For his part, McCain wasted no time cutting his ties to Hagee. He called the comments about Hitler "crazy and unacceptable," and repudiated the preacher's endorsement.
As a Jew who believes in God and as the son of a Holocaust survivor, I find Hagee's theological explanation for the extermination of 6 million Jews strained and incoherent. Auschwitz and Babi Yar were not God's handiwork. They were the creations of men and women who were endowed with free will and who chose to commit evil. Hagee's theory that God willed the murder of Europe's Jews because they didn't embrace Zionism smacks of blaming the victims — and worse, of letting their victimizers off the hook.
And yet . . .
And yet the belief that the Holocaust, like all calamities, is part of God's plan is hardly alien to Jewish or Christian thought. Those Jews in Theresienstadt, risking their lives to gather in prayer, surely believed the horror surrounding them must at some level be willed by God. That is why they begged Him: "Turn back from Your anger and have mercy."
As anyone even fleetingly familiar with the Hebrew Bible knows, it is not "crazy," let alone anti-Semitic, to believe that Jewish suffering can be a punishment from God; that is an oft-repeated theme in Jewish tradition. What is, if not crazy, then at least reckless, is to claim to know God's reasons for permitting the Holocaust and other acts of of cruelty and murder. How a good and loving God can allow such evil is an old, old question, for which we have, in the words of Isaiah, only one real — and far from satisfying — answer: "For My thoughts are not your thoughts, neither are your ways My ways, says the Lord."

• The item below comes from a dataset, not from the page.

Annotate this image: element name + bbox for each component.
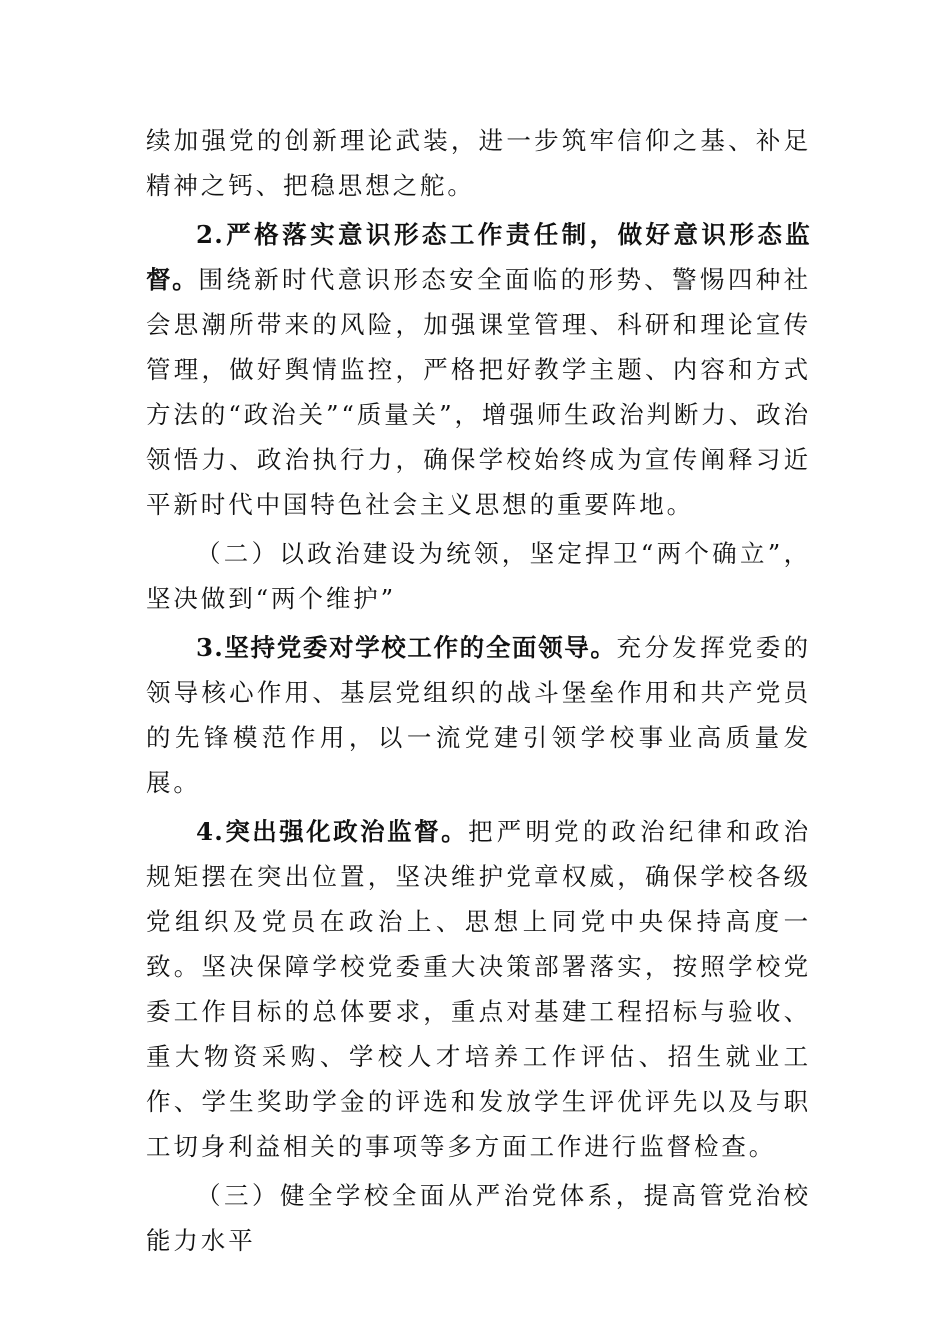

John Hagee is no anti-Semite. Far from it: The founder of Christians United for Israel is a passionate enemy of anti-Semitism, who has built a great ministry upon the conviction that Jew-hatred is a sin that must be purged from Christendom. Even a good pastor can preach an occasional poor sermon, and Hagee's remarks a decade ago would have been better left unsaid. But to tar him as an anti-Semite is the foulest kind of slander. The Jewish people and the Jewish state have few friends in the Christian world as devoted and indefatigable as Hagee. That is as true today as it ever was — even if it is politically unfashionable to say so.
(Jeff Jacoby is a columnist for The Boston Globe).